Second, the registrar identified the domain owner’s last name as Dewberry after the case was filed. Yet the Complainant, Dewberry Designs, did not address this in its amended complaint, when it probably should have just withdrawn the case. Gibson wrote:
Here, Complainant alleged that that the Domain Name was registered by a person who neither does business as Dewberry nor has Dewberry as part of their name, that there is no active website and there would be a high likelihood of confusion if one were activated, and that the only conclusion is that the Domain Name was registered for one or more improper purposes.
The Panel notes that somewhat surprisingly Complainant maintained these allegation in its amended Complainant, even after Respondent had been identified by the Registrar with the last name being Dewberry. It did not, for example, allege that the contact details were fake (though the Panel has no reason on the record before it to believe that would be the case).

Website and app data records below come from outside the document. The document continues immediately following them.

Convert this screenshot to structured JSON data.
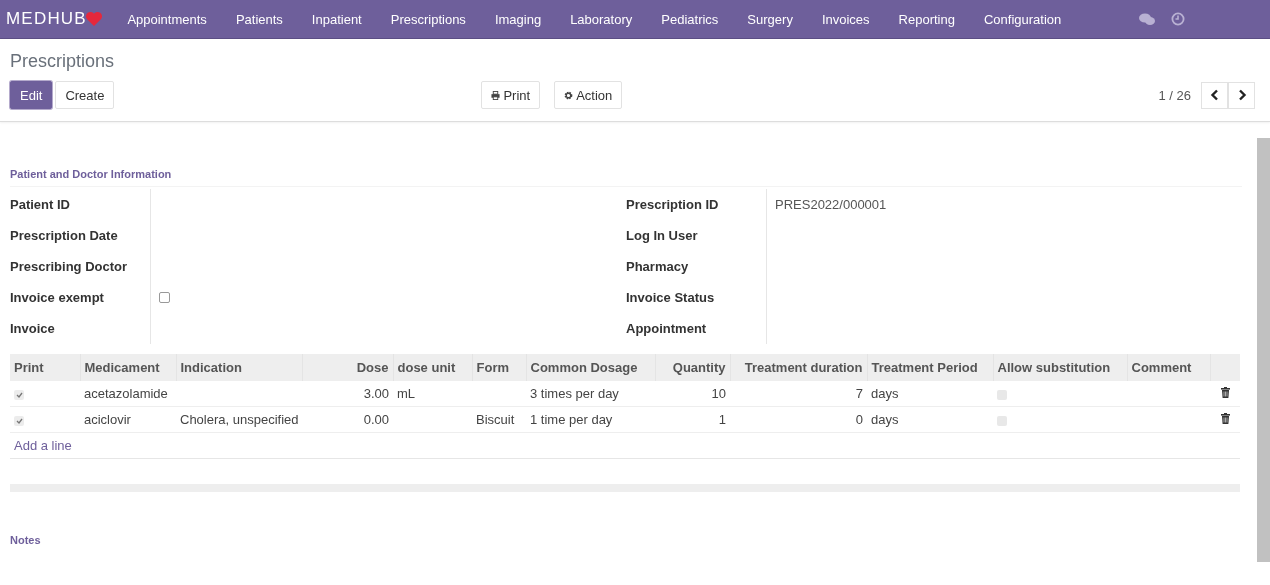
{
  "navbar": {
    "logo": "MEDHUB",
    "menu": [
      "Appointments",
      "Patients",
      "Inpatient",
      "Prescriptions",
      "Imaging",
      "Laboratory",
      "Pediatrics",
      "Surgery",
      "Invoices",
      "Reporting",
      "Configuration"
    ]
  },
  "breadcrumb": "Prescriptions",
  "buttons": [
    {
      "label": "Edit",
      "kind": "primary"
    },
    {
      "label": "Create",
      "kind": "default"
    }
  ],
  "actions": [
    {
      "label": "Print",
      "kind": "print"
    },
    {
      "label": "Action",
      "kind": "gear"
    }
  ],
  "pager": "1 / 26",
  "section_title": "Patient and Doctor Information",
  "left_fields": [
    {
      "label": "Patient ID"
    },
    {
      "label": "Prescription Date"
    },
    {
      "label": "Prescribing Doctor"
    },
    {
      "label": "Invoice exempt",
      "kind": "checkbox",
      "checked": false
    },
    {
      "label": "Invoice"
    }
  ],
  "right_fields": [
    {
      "label": "Prescription ID",
      "value": "PRES2022/000001"
    },
    {
      "label": "Log In User"
    },
    {
      "label": "Pharmacy"
    },
    {
      "label": "Invoice Status"
    },
    {
      "label": "Appointment"
    }
  ],
  "table": {
    "columns": [
      {
        "label": "Print",
        "kind": "check"
      },
      {
        "label": "Medicament",
        "kind": "text"
      },
      {
        "label": "Indication",
        "kind": "text"
      },
      {
        "label": "Dose",
        "kind": "number"
      },
      {
        "label": "dose unit",
        "kind": "text"
      },
      {
        "label": "Form",
        "kind": "text"
      },
      {
        "label": "Common Dosage",
        "kind": "text"
      },
      {
        "label": "Quantity",
        "kind": "number"
      },
      {
        "label": "Treatment duration",
        "kind": "number"
      },
      {
        "label": "Treatment Period",
        "kind": "text"
      },
      {
        "label": "Allow substitution",
        "kind": "check"
      },
      {
        "label": "Comment",
        "kind": "text"
      }
    ],
    "rows": [
      {
        "print": true,
        "medicament": "acetazolamide",
        "dose": "3.00",
        "dose_unit": "mL",
        "common_dosage": "3 times per day",
        "quantity": "10",
        "treatment_duration": "7",
        "treatment_period": "days",
        "allow_substitution": false
      },
      {
        "print": true,
        "medicament": "aciclovir",
        "indication": "Cholera, unspecified",
        "dose": "0.00",
        "form": "Biscuit",
        "common_dosage": "1 time per day",
        "quantity": "1",
        "treatment_duration": "0",
        "treatment_period": "days",
        "allow_substitution": false
      }
    ],
    "add_line": "Add a line"
  },
  "notes_title": "Notes"
}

I think Gibson should have considered reverse domain name hijacking based on this. After learning the registrant’s identity, the argument that the person doesn’t have Dewberry as part of their name is false.
Finally, I’m frustrated that Gibson didn’t make a determination on the issue of whether the registrant had rights or legitimate interest in the domain. Gibson wrote:
…In the interest of judicial economy, and in light of the Panel’s decision on the third element below, the Panel does not decide the question of whether Respondent has established any rights or legitimate interests in the Domain Name under the Policy.
If your last name is part of the domain, there are very few circumstances under which you don’t clearly have rights or legitimate interests in the domain.
Thankfully, the ultimate decision was correct. But I think Gibson should have given a more forceful rebuke of the complaint.